John and Mary Boetto were immigrants from Italy who arrived in the US around 1892-1895. The couple lived in Colorado and Mexico before settling in Arizona. Their only child, Anthony, was born in Tucson in 1903. The family arrived in Wickenburg in 1907 and acquired the old Wickenburg property in 1913. The Boetto’s paid $2,500 for the house and 17 acres of land. Mr. Boetto was in the mining business. After he was retired, he spent his time raising chickens and bees. He was the first fire chief in Wickenburg.
The Boetto family owned the property for over 80 years. Mary Boetto died in the home in 1945. Son Anthony, a teacher, died in 1955, and John Boetto followed them in death in 1957. The Boetto’s are all buried in the Wickenburg Cemetery. In 2000, the Wickenburg-Boetto House was sold to the Town of Wickenburg. The Town of Wickenburg sold the property to the Wickenburg Historical Preservation Society. The vacant house was in need of many repairs. The first steps were to restore the windows and doors, stabilized the crawl space, and paint the exterior. The preservationists hope the house will soon be opened as a Wickenburg history museum.

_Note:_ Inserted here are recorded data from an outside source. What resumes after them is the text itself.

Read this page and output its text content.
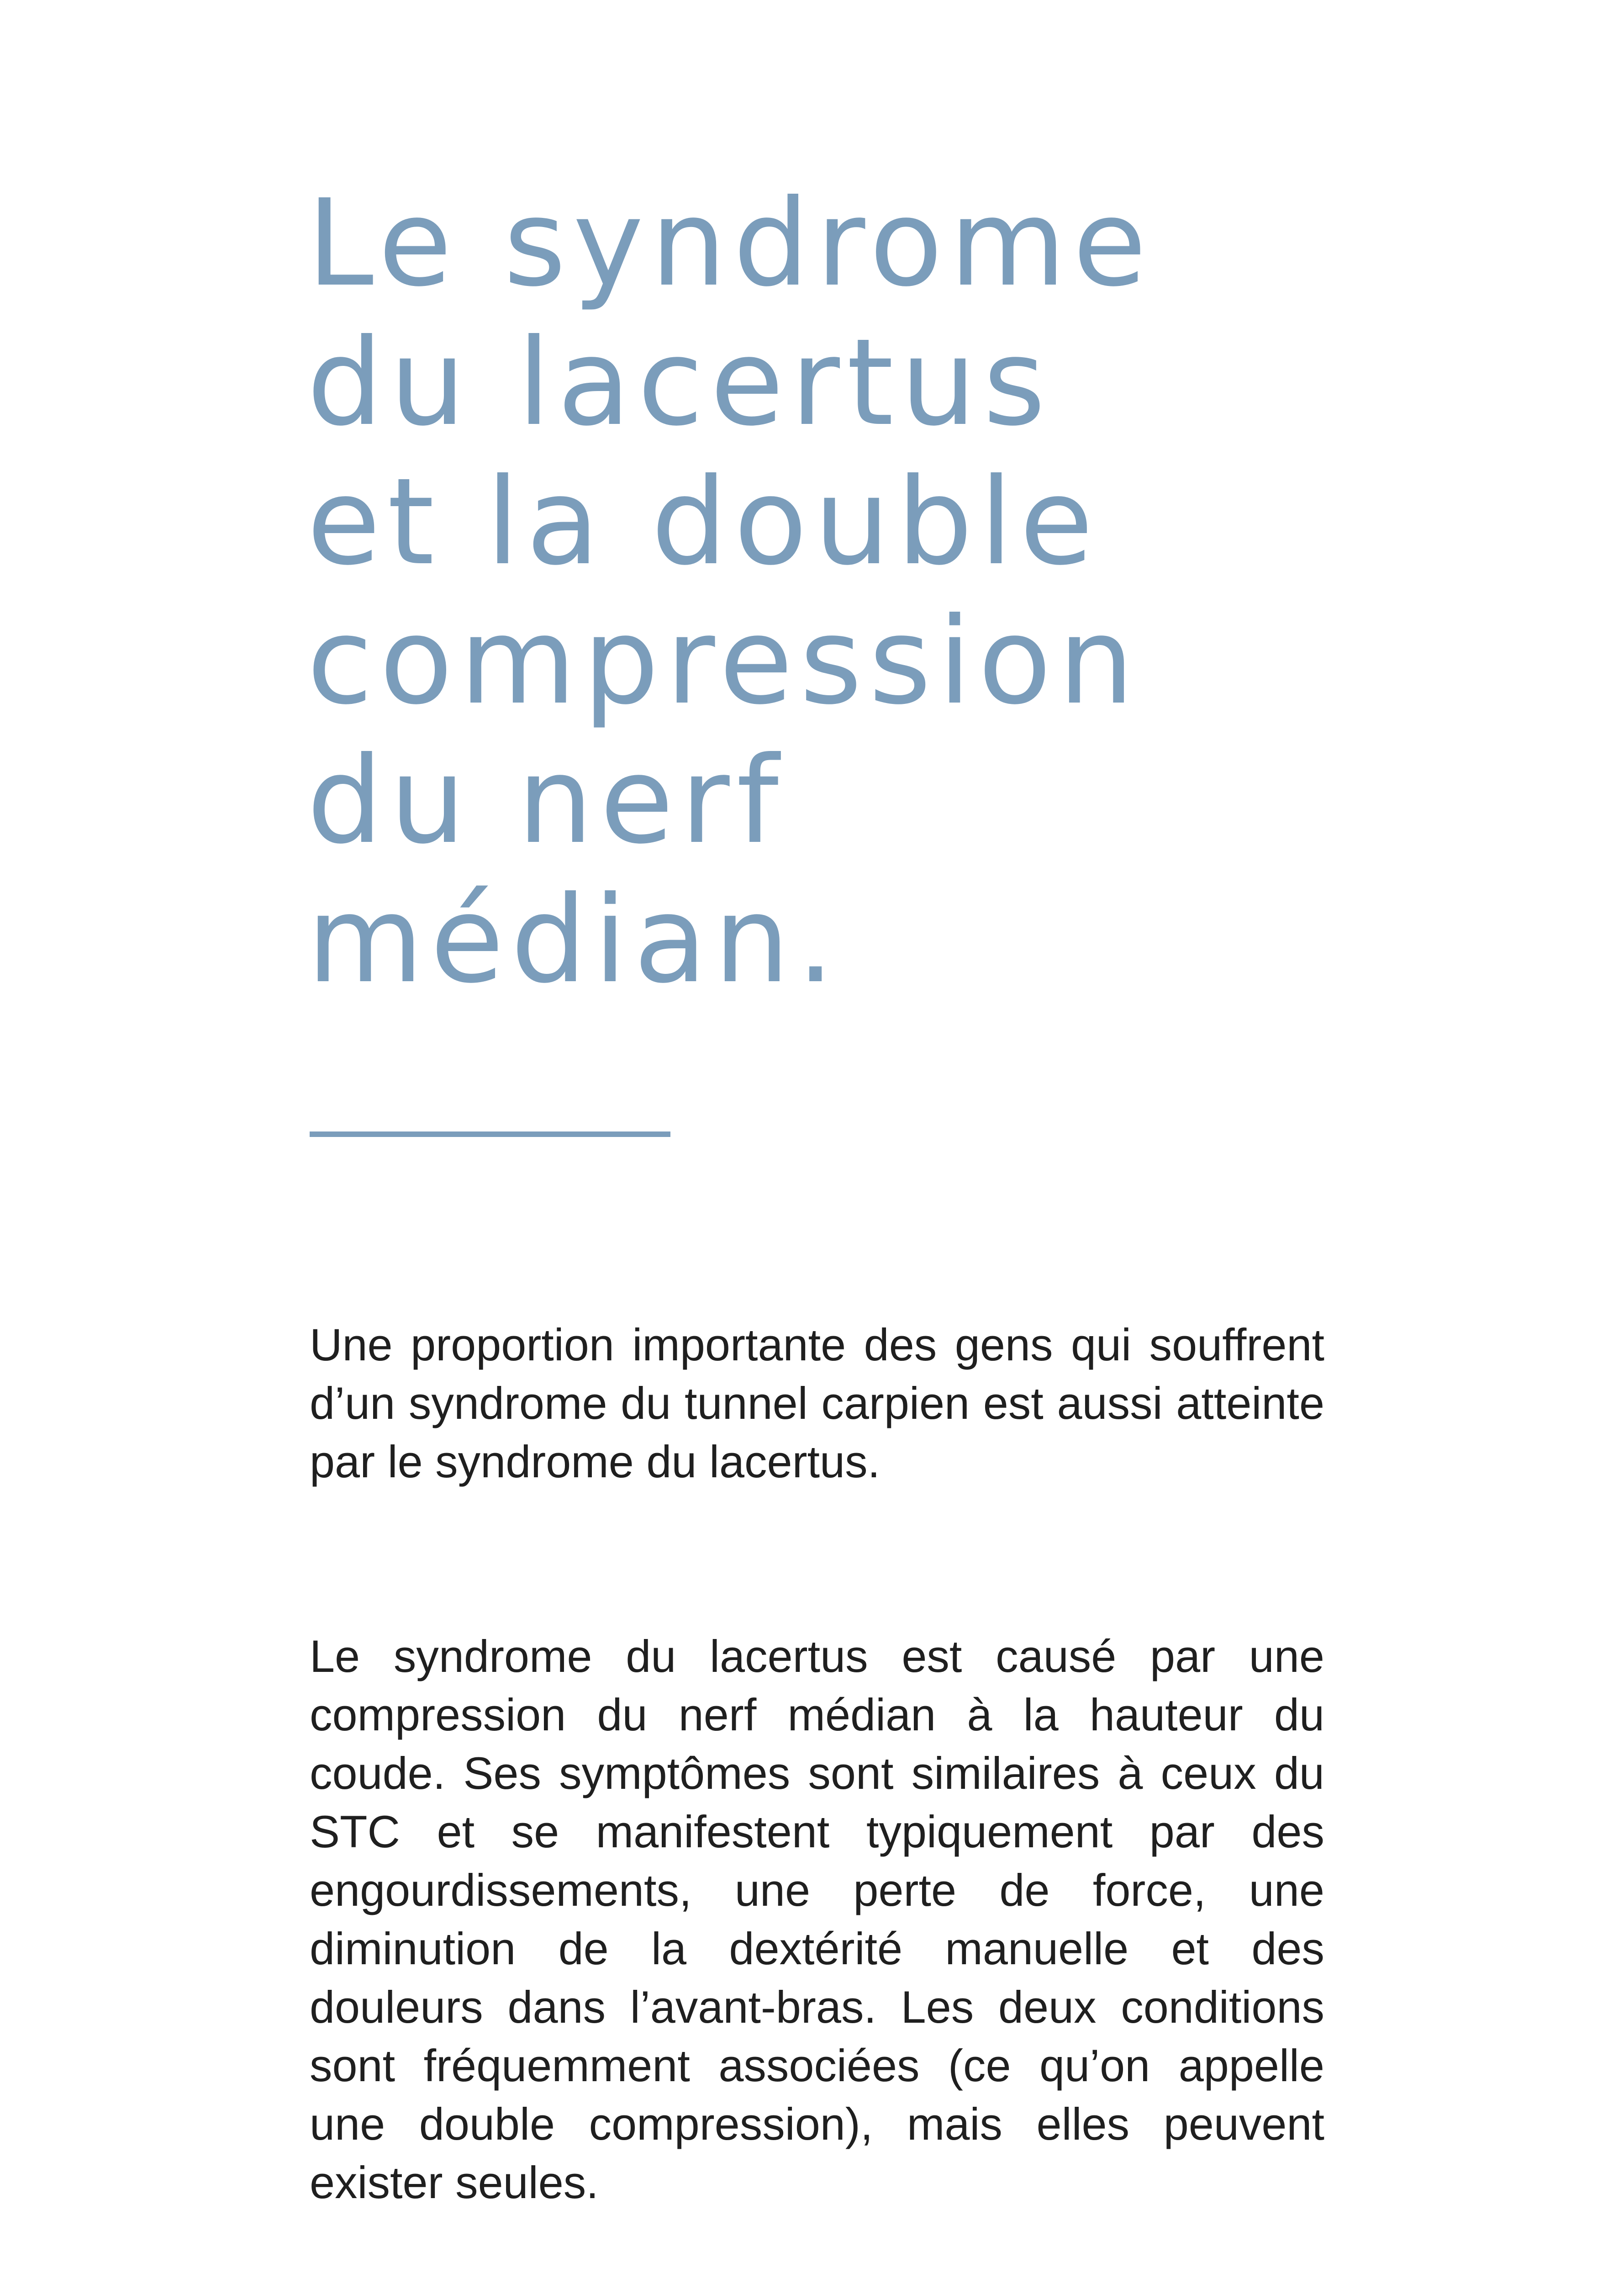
Le syndrome
du lacertus
et la double
compression
du nerf
médian.

Une proportion importante des gens qui souffrent d’un syndrome du tunnel carpien est aussi atteinte par le syndrome du lacertus.

Le syndrome du lacertus est causé par une compression du nerf médian à la hauteur du coude. Ses symptômes sont similaires à ceux du STC et se manifestent typiquement par des engourdissements, une perte de force, une diminution de la dextérité manuelle et des douleurs dans l’avant-bras. Les deux conditions sont fréquemment associées (ce qu’on appelle une double compression), mais elles peuvent exister seules.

With the renovation of historic property comes the question, is the house haunted? Eight paranormal investigators, along with the Mayor of Wickenburg—Kelly Blunt, recently spent 24 hours at the remote location testing the environment with cameras and scientific equipment to find the answers. The Ghosts of Arizona team organized the investigation. Debe Branning of the MVD Ghostchasers and Cindy Lee stopped by to learn the history of the location and to do a bit of ghost hunting of their own.
There were reports of footsteps, voices, and personal experiences on the premises which are being further analyzed at this writing. Some of the actions were found to be non paranormal and debunked on site. As more information on the lives of the pioneers who lived on and near the land is discovered, it should open new windows to the ghosts of its past.
The Wickenburg-Boetto House can be visited at 225 S Washington sometime in the near future.